What you show is feasible, but you can simplify your code to a single call doing the comparison via the %in%
binary operator. Here is an example using some dummy data:
set.seed(1)
var <- factor(sample(c("missing","unknown","uncoded", 1:4), 100, replace = TRUE))
This gives us a factor vector like this:
> head(var)
[1] unknown uncoded 2 4 unknown 4
Levels: 1 2 3 4 missing uncoded unknown
> table(var)
var
1 2 3 4 missing uncoded unknown
14 15 17 13 10 18 13
To set all those values coded as any of c("missing","unknown","uncoded")
to NA
, we do it in a single shot:
var2 <- var ## copy for demo purposes, but you can over write if you wish
var2[var2 %in% c("missing","unknown","uncoded")] <- NA
which gives
> var2[var2 %in% c("missing","unknown","uncoded")] <- NA
> head(var2)
[1] <NA> <NA> 2 4 <NA> 4
Levels: 1 2 3 4 missing uncoded unknown
> table(var2)
var2
1 2 3 4 missing uncoded unknown
14 15 17 13 0 0 0
Notice how the original levels are preserved.

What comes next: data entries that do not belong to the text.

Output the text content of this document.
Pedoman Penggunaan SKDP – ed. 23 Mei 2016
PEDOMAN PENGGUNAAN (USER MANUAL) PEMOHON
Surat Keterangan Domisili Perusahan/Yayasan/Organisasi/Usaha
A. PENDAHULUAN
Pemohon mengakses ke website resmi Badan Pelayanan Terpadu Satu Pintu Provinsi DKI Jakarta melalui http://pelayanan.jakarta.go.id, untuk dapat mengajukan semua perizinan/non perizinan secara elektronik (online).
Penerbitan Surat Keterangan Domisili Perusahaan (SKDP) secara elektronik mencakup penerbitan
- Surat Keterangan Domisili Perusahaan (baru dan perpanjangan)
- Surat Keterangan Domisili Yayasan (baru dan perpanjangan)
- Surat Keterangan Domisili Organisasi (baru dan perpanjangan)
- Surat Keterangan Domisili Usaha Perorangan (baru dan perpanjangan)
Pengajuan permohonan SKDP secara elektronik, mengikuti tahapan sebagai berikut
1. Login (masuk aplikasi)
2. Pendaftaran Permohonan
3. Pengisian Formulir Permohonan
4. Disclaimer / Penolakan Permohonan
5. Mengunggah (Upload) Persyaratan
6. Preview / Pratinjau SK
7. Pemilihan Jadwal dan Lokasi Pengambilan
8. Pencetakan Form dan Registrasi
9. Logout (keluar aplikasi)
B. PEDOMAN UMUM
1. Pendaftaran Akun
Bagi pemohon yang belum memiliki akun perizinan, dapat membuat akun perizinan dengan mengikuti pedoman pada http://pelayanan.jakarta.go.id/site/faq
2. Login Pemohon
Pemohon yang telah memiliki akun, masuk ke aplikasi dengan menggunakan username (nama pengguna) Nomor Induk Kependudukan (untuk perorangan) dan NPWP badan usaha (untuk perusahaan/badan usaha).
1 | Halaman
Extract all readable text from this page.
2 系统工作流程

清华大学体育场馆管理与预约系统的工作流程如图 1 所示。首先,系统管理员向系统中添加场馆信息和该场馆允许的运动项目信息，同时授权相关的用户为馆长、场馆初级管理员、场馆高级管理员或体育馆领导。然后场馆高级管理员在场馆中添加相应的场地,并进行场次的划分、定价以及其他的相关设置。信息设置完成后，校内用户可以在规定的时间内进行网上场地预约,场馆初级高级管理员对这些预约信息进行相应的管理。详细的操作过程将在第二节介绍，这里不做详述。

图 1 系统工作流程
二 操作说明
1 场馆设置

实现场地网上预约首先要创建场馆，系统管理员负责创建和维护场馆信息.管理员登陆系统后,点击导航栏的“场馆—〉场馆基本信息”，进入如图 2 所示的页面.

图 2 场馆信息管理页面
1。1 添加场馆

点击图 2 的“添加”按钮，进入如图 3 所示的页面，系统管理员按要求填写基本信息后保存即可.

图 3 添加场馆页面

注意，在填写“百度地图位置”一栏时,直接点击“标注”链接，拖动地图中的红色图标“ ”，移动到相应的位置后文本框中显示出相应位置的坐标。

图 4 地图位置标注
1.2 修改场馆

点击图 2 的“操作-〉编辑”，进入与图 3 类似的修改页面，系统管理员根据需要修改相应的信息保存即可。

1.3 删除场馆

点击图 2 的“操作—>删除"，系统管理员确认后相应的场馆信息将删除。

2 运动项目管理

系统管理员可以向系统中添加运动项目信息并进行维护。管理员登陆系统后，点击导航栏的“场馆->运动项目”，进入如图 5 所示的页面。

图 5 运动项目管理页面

If you want to remove those levels then we can apply the droplevels()
function to var2
:
var2 <- droplevels(var2)
which gives
> head(var2)
[1] <NA> <NA> 2 4 <NA> 4
Levels: 1 2 3 4
> table(var2)
var2
1 2 3 4
14 15 17 13
Also note that by default the NA
are not shown in the tabular output, but we rectify that to show you that they are still there:
> table(var2, useNA = "ifany")
var2
1 2 3 4 <NA>
14 15 17 13 41